Low-level residual attention (Lorra): balancing efficiency and mode awareness
The wing architecture uses a mechanism called Low-Level Residual Attention (Lorra), which keeps the computational lightweight while allowing learners to capture pattern-specific information. In the first phase of training, only visual learners are activated to align image features. In the second phase, both visual learners and text learners train together with the router module that uses attention weight assignment responsibility. Each learner uses effective attention blocks to interact with the image or surrounding text, and their output is combined with the output of the main model. This ensures that visual attention does not overwhelm the text understanding.
Wing performance benchmarks across text and multimodal tasks
In terms of performance, the wings showed strong results. On the MMLU dataset, it achieved a text-only score of 60.53, which is a 9.70 point improvement compared to similar baseline models. For CMMLU, it scored 69.82, 9.36 points higher than the baseline. In reasoning tasks such as Racing Peak, it scored 11.9 points and in WSC, it recorded 11.12 points. In multimodal benchmarks such as MMMU-VAL, Wings increased by 4.78 points. It also proves strong results in IIT benchmarks, handling mixed text and image multi-circle dialogue more efficiently than other open source MLLMs on other scales.

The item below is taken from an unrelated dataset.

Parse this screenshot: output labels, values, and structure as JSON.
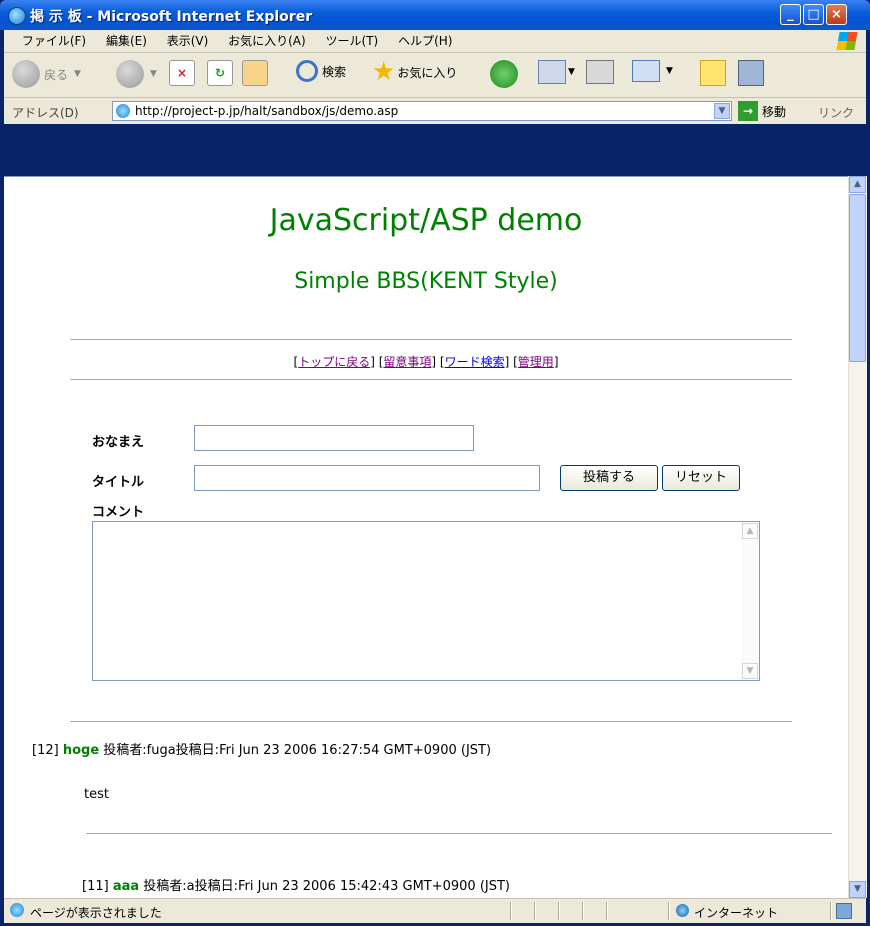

Conclusion: Moving towards a more balanced and popularizable MLLM
In summary, the researchers addressed the problem of catastrophic text forgetting in MLLM by introducing Wings, a building paired with dedicated visual and text learners and attention routing. By analyzing attention transfer and designing targeted interventions, they maintain text performance while enhancing visual understanding and providing a more balanced, more effective multi-model model.
Check Paper. All credits for this study are to the researchers on the project. Also, please stay tuned for us twitter And don’t forget to join us 100K+ ml reddit And subscribe Our newsletter.
Nikhil is an intern consultant at Marktechpost. He is studying for a comprehensive material degree in integrated materials at the Haragpur Indian Technical College. Nikhil is an AI/ML enthusiast and has been studying applications in fields such as biomaterials and biomedical sciences. He has a strong background in materials science, and he is exploring new advancements and creating opportunities for contribution.